Avec deux podiums et un record personnel, Brigitte Tchede n’a pas seulement brillé au Caire : elle a débloqué le compteur béninois des 12es Jeux universitaires africains et offert à toute une délégation une raison d’espérer un bilan final bien plus consistant. Car derrière la performance individuelle se cachent des répercussions très concrètes pour l’athlétisme béninois, pour la visibilité du sport universitaire et pour la suite de la carrière de la lanceuse de Porto-Novo.

Au Caire, deux podiums qui transforment le visage de la délégation

Du 8 au 16 septembre 2026, la capitale égyptienne accueille la 12e édition des Jeux universitaires africains. Ce rendez-vous continental réunit des étudiants-athlètes venus de nombreux pays autour d’un large éventail de disciplines. Pour le Bénin, l’enjeu dépasse la simple participation : il s’agit de mettre en valeur ses jeunes talents et de confirmer la progression de sportifs déjà engagés au niveau international.
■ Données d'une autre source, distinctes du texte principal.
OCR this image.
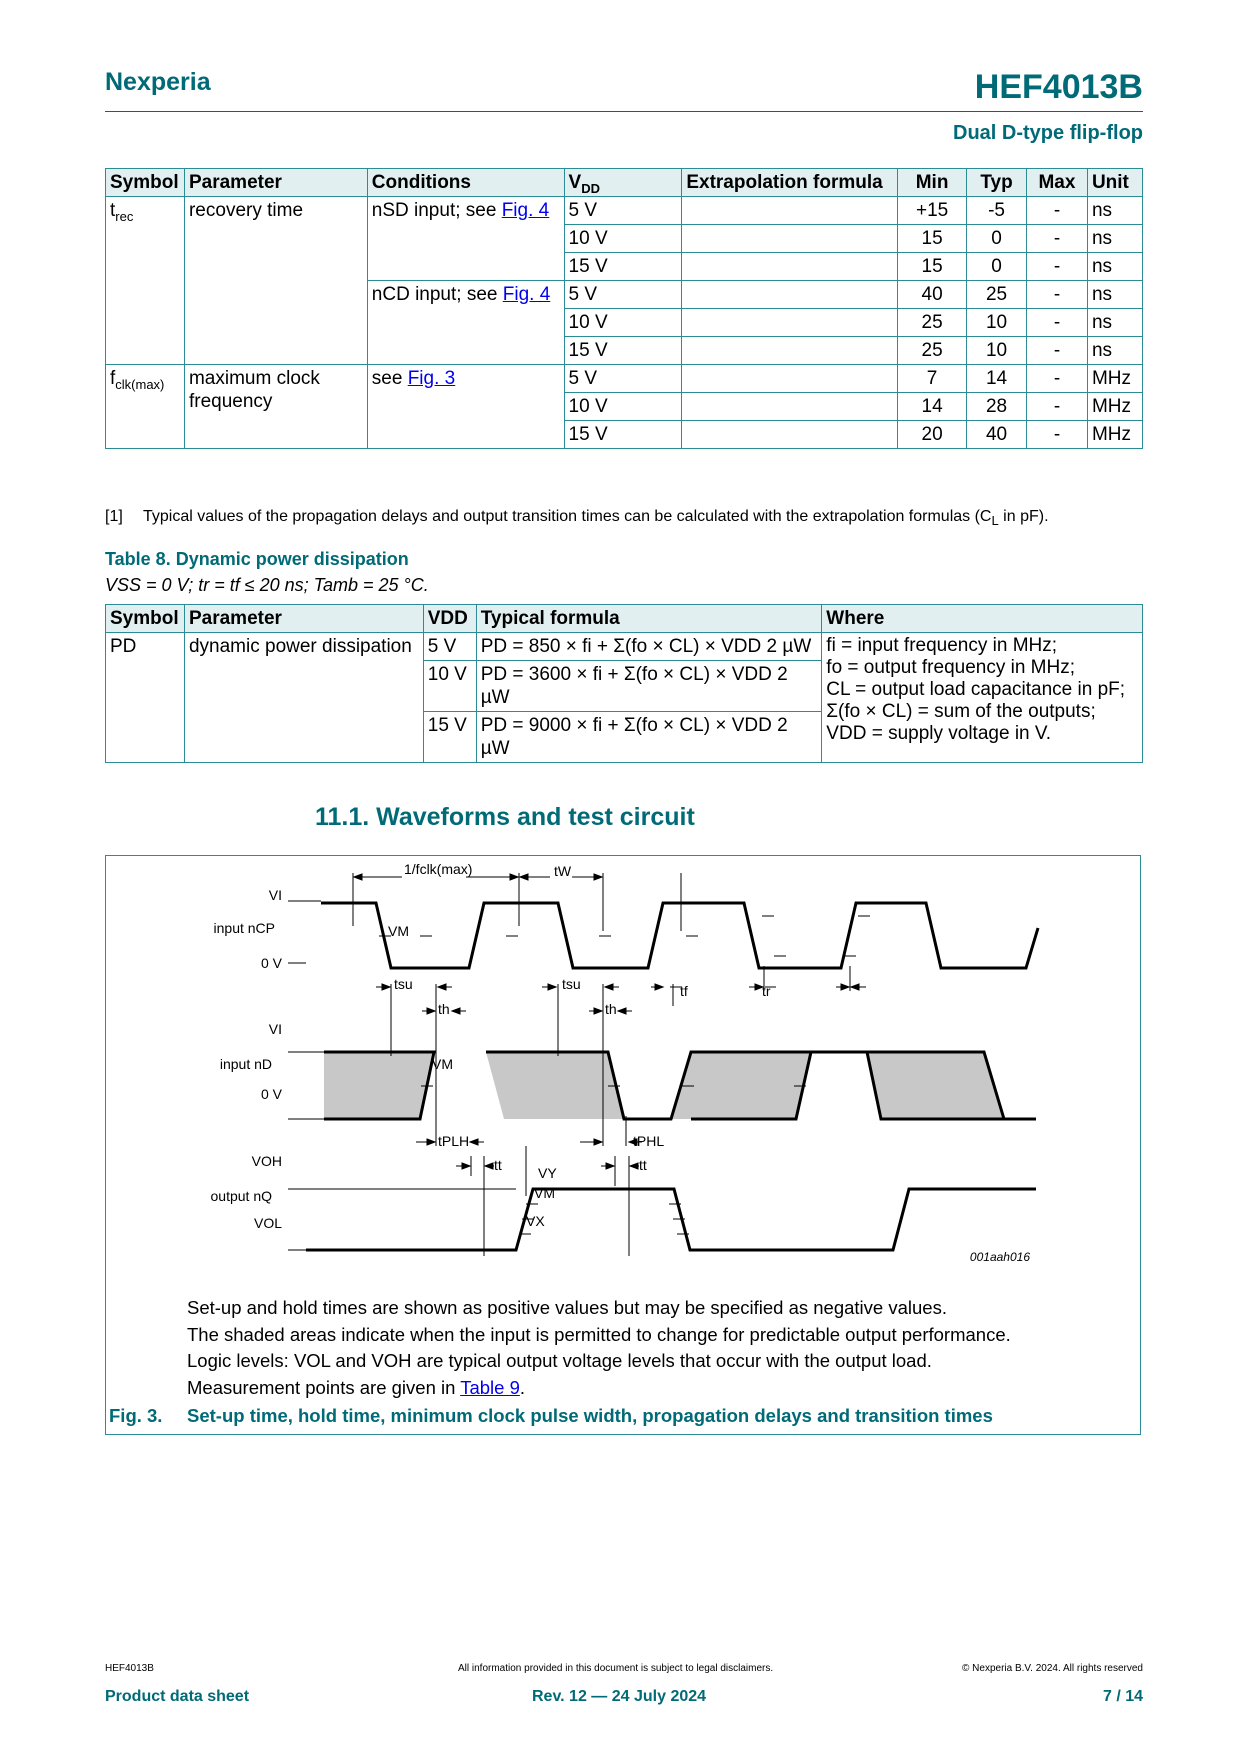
Nexperia	HEF4013B
Dual D-type flip-flop
Symbol	Parameter	Conditions	$V_{DD}$	Extrapolation formula	Min	Typ	Max	Unit
$t_{rec}$	recovery time	nSD input; see Fig. 4	5 V		+15	-5	-	ns
			10 V		15	0	-	ns
			15 V		15	0	-	ns
		nCD input; see Fig. 4	5 V		40	25	-	ns
			10 V		25	10	-	ns
			15 V		25	10	-	ns
$f_{clk(max)}$	maximum clock frequency	see Fig. 3	5 V		7	14	-	MHz
			10 V		14	28	-	MHz
			15 V		20	40	-	MHz
[1] Typical values of the propagation delays and output transition times can be calculated with the extrapolation formulas ($C_L$ in pF).
Table 8. Dynamic power dissipation
VSS = 0 V; tr = tf ≤ 20 ns; Tamb = 25 °C.
Symbol	Parameter	VDD	Typical formula	Where
PD	dynamic power dissipation	5 V	PD = 850 × fi + Σ(fo × CL) × VDD 2 µW	fi = input frequency in MHz;
fo = output frequency in MHz;
CL = output load capacitance in pF;
Σ(fo × CL) = sum of the outputs;
VDD = supply voltage in V.

		10 V	PD = 3600 × fi + Σ(fo × CL) × VDD 2 µW	
		15 V	PD = 9000 × fi + Σ(fo × CL) × VDD 2 µW	
11.1. Waveforms and test circuit
input nCP
input nD
output nQ
VI
0 V
VI
0 V
VOH
VOL
VM
VM
VY
VM
VX
1/fclk(max)	tW
tsu	tsu
th	th
tf	tr
tPLH	tPHL
tt	tt
001aah016
Set-up and hold times are shown as positive values but may be specified as negative values.
The shaded areas indicate when the input is permitted to change for predictable output performance.
Logic levels: VOL and VOH are typical output voltage levels that occur with the output load.
Measurement points are given in Table 9.
Fig. 3. Set-up time, hold time, minimum clock pulse width, propagation delays and transition times
HEF4013B	All information provided in this document is subject to legal disclaimers.	© Nexperia B.V. 2024. All rights reserved
Product data sheet	Rev. 12 — 24 July 2024	7 / 14
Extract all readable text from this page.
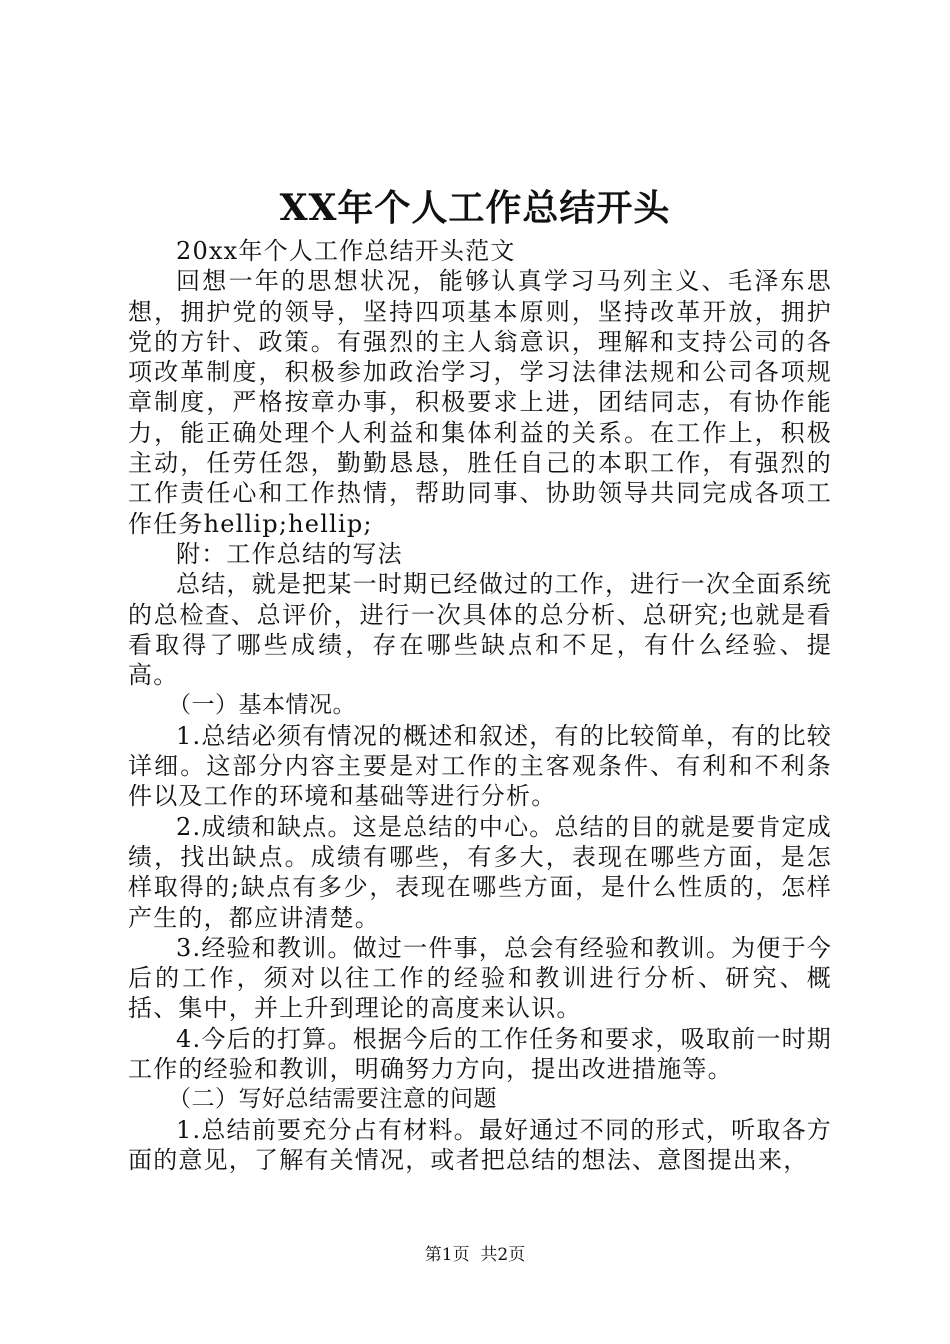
XX年个人工作总结开头

20xx年个人工作总结开头范文

回想一年的思想状况，能够认真学习马列主义、毛泽东思想，拥护党的领导，坚持四项基本原则，坚持改革开放，拥护党的方针、政策。有强烈的主人翁意识，理解和支持公司的各项改革制度，积极参加政治学习，学习法律法规和公司各项规章制度，严格按章办事，积极要求上进，团结同志，有协作能力，能正确处理个人利益和集体利益的关系。在工作上，积极主动，任劳任怨，勤勤恳恳，胜任自己的本职工作，有强烈的工作责任心和工作热情，帮助同事、协助领导共同完成各项工作任务hellip;hellip;

附：工作总结的写法

总结，就是把某一时期已经做过的工作，进行一次全面系统的总检查、总评价，进行一次具体的总分析、总研究;也就是看看取得了哪些成绩，存在哪些缺点和不足，有什么经验、提高。

（一）基本情况。

1.总结必须有情况的概述和叙述，有的比较简单，有的比较详细。这部分内容主要是对工作的主客观条件、有利和不利条件以及工作的环境和基础等进行分析。

2.成绩和缺点。这是总结的中心。总结的目的就是要肯定成绩，找出缺点。成绩有哪些，有多大，表现在哪些方面，是怎样取得的;缺点有多少，表现在哪些方面，是什么性质的，怎样产生的，都应讲清楚。

3.经验和教训。做过一件事，总会有经验和教训。为便于今后的工作，须对以往工作的经验和教训进行分析、研究、概括、集中，并上升到理论的高度来认识。

4.今后的打算。根据今后的工作任务和要求，吸取前一时期工作的经验和教训，明确努力方向，提出改进措施等。

（二）写好总结需要注意的问题

1.总结前要充分占有材料。最好通过不同的形式，听取各方面的意见，了解有关情况，或者把总结的想法、意图提出来，

第1页  共2页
Dans ce contexte, Brigitte Tchede a très vite imposé sa marque. La native de Porto-Novo a signé les deux premières médailles béninoises de l’édition 2026, avec l’argent au lancer du disque et une seconde récompense obtenue dans une autre discipline.

Lancer du disque : 47,08 mètres et un record qui déplace les repères

La première médaille tombe le dimanche 13 septembre. Engagée dans le concours du disque dames, l’athlète béninoise se classe deuxième grâce à un jet de 47,08 mètres.

Au-delà de la couleur de la médaille, ce résultat compte double pour la sportive : il devient son nouveau record personnel. Elle efface ainsi sa précédente meilleure marque de 44,37 mètres, réalisée en mai à Accra, au Ghana, à l’occasion des championnats d’Afrique d’athlétisme.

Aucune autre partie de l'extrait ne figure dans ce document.